Und jetzt kommt der Teil, der mich richtig nervt:
Kaum kocht so ein Fall hoch, wird sofort politisch aufgerüstet. Demonstrationen. Empörung. Gesetzesdebatten. Reuters berichtet von mehr als 10.000 Menschen bei einer Berliner Demo und davon, dass das Justizministerium bereits an einem Gesetz arbeitet, das die Herstellung pornografischer Deepfakes strafbar machen soll. Das kann man politisch nachvollziehen, aber es bleibt gefährlich, wenn aus einem offenen Einzelfall eine fertige Symbolgeschichte gebastelt wird.

Noch spannender wird es, wenn man genauer hinschaut:
Der Tagesspiegel schreibt ausdrücklich, dass Fernandes und der Spiegel gerade nicht behauptet hätten, Ulmen habe KI-Deepfake-Pornos mit ihrem Gesicht verschickt. Dort ist stattdessen von Fake-Accounts und Pornovideos von Frauen die Rede, die ihr ähnlich sehen sollen. Genau da wird es heikel: Die öffentliche Debatte läuft unter dem Etikett „Deepfake“, während der öffentlich erkennbare Tatsachenkern offenbar deutlich unschärfer ist. Und wenn die Erzählung schärfer ist als das, was bisher belastbar klar ist, dann läuft etwas schief.

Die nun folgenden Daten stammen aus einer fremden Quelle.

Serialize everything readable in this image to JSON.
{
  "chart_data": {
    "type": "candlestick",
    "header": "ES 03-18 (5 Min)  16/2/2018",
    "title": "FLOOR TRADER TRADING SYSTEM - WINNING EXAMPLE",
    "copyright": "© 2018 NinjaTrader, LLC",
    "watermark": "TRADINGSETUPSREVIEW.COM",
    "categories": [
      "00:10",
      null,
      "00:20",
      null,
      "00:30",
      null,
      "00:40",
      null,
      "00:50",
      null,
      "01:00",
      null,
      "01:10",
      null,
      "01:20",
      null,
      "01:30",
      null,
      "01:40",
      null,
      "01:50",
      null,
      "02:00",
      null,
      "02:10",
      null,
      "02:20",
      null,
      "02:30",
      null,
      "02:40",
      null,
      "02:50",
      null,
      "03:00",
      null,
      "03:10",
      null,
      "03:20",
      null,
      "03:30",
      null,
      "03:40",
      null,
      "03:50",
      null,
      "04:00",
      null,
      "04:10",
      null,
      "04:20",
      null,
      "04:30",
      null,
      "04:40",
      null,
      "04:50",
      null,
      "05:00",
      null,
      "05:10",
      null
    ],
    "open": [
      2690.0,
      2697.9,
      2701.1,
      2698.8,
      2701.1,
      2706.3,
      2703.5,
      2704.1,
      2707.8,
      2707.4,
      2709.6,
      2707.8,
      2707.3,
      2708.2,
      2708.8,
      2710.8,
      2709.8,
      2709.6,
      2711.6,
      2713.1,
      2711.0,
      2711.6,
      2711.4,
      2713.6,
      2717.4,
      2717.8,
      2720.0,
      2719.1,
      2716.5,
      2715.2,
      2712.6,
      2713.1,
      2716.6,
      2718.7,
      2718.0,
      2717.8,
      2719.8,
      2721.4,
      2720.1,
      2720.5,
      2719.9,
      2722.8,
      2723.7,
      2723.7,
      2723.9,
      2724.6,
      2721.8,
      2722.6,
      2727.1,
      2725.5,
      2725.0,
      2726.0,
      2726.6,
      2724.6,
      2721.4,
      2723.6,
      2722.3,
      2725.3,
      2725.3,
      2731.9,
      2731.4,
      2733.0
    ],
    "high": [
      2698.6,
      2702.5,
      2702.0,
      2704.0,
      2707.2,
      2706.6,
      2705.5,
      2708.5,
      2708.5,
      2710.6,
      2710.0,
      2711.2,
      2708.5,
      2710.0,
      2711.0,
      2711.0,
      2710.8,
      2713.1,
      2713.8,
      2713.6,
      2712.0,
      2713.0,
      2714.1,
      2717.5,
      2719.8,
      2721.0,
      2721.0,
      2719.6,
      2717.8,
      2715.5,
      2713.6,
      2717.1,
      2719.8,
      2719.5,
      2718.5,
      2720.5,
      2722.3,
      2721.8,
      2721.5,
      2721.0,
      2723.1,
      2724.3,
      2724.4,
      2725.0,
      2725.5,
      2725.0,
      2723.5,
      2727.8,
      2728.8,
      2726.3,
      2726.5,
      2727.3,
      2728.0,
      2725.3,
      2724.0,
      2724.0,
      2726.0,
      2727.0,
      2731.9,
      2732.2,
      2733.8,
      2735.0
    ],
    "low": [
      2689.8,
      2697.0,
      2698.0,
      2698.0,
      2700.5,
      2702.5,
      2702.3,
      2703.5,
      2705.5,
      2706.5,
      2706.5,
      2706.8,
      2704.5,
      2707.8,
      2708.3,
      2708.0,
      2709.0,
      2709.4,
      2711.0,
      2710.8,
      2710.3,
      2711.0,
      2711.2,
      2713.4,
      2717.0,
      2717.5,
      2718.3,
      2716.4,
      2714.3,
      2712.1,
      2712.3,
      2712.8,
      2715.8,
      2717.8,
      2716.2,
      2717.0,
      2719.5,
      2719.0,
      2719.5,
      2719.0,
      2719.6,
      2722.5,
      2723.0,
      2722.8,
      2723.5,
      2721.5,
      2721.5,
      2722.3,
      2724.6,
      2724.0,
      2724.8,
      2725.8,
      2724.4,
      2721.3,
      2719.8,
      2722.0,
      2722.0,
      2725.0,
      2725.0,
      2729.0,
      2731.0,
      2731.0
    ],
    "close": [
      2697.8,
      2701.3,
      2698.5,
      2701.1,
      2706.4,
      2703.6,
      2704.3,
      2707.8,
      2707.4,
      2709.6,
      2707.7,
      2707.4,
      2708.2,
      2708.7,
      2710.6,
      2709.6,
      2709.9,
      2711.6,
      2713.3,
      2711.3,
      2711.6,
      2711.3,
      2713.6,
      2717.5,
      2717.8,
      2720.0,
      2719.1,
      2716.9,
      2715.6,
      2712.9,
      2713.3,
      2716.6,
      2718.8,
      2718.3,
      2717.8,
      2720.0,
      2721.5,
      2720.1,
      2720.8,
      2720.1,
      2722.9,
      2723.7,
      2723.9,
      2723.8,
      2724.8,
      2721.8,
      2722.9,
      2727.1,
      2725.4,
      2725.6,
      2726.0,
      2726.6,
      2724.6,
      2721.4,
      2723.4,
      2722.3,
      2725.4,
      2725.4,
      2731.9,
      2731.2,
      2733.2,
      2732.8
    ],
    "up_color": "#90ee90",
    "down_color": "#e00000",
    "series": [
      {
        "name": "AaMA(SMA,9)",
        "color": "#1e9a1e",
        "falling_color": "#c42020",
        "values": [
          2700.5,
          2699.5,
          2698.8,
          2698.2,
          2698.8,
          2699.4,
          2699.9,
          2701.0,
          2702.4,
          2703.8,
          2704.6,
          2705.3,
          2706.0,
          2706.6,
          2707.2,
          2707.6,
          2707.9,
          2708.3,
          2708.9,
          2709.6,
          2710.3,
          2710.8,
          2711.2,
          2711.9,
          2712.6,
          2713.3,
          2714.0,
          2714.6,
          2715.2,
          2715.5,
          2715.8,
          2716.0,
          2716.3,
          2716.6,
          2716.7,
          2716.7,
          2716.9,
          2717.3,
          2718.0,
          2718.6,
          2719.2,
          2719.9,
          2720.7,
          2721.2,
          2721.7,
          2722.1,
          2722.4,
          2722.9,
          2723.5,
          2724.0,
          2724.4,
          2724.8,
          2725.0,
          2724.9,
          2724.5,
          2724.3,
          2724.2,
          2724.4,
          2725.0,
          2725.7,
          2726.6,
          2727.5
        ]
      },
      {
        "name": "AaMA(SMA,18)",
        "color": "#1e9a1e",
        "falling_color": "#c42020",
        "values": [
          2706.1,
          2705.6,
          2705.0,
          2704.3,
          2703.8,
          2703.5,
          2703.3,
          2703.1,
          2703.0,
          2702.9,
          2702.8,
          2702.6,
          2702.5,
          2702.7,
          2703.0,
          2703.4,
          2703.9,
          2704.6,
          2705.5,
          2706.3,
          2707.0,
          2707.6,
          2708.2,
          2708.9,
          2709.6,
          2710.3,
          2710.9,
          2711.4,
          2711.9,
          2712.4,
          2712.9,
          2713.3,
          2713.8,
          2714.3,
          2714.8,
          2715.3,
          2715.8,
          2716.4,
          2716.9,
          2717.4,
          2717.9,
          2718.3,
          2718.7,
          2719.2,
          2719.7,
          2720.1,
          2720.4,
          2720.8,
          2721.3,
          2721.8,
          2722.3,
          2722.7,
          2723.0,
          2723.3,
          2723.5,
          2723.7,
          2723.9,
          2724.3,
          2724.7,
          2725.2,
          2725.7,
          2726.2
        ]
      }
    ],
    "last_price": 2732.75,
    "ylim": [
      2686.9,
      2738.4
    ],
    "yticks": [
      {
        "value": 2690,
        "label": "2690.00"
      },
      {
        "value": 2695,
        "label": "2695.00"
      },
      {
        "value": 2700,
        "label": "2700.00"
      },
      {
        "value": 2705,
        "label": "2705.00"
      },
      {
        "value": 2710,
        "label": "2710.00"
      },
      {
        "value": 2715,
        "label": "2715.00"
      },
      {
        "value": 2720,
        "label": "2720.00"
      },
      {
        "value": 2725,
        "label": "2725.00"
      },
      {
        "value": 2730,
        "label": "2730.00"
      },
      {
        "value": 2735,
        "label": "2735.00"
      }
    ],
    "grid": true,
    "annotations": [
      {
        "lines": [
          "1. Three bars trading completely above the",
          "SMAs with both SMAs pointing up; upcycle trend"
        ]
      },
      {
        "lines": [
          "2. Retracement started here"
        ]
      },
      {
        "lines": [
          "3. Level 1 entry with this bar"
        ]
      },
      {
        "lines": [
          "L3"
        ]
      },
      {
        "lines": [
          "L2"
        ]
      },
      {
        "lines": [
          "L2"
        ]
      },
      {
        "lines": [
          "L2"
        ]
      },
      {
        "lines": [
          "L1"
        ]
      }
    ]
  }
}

Versteht mich nicht falsch:
Sexualisierte digitale Gewalt ist ein echtes Problem. Widerlich. Grenzüberschreitend. Feige. Dagegen muss man vorgehen. Punkt. Aber das Problem gibt es nicht erst seit gestern, und ein neues Gesetz ist nicht automatisch die große Rettung. Der Deutsche Anwaltverein kritisiert die aktuellen Pläne der Justizministerin laut LTO als zu weitgehend. Parallel verweist LTO darauf, dass Betroffenen oft nicht zuerst ein neuer Straftatbestand hilft, sondern schnelle Löschung, bessere Auskunftsansprüche, Beweissicherung und echter Druck auf Plattformen. Das ist der Unterschied zwischen echtem Schutz und politischer Kulisse.

Was mich an solchen Momenten stört, ist diese selbstgerechte Hast.
Da wird nicht mehr geprüft, da wird sich positioniert. Da geht es nicht mehr um Wahrheit, sondern um Lager. Wer abwartet, gilt plötzlich als herzlos. Wer Zweifel anmeldet, ist verdächtig. Wer auf Rechtsstaat pocht, wird behandelt, als wolle er irgendwas verharmlosen. Nein. Genau das Gegenteil ist richtig. Der Rechtsstaat ist nicht kalt. Der Rechtsstaat ist die letzte vernünftige Bremse gegen kollektive Hysterie.

Doc Bob sagt deshalb ganz einfach:
Digitale Gewalt bekämpfen? Ja.
Plattformen stärker in die Pflicht nehmen? Ja.
Betroffene besser schützen? Ja.
Aber Menschen öffentlich schuldig sprechen, bevor wirklich klar ist, was bewiesen ist? Nein. Niemals.
Denn wer heute aus Empörung die Unschuldsvermutung wegwischt, der baut nicht Gerechtigkeit. Der baut einen Pranger. Und auf so einem Pranger landet morgen vielleicht der Nächste, wieder begleitet von derselben lauten, moralisch aufgepumpten Meute.

Meinungsmonopol heißt nicht: Wir brüllen am lautesten.
Meinungsmonopol heißt: Wir denken, bevor wir schreien.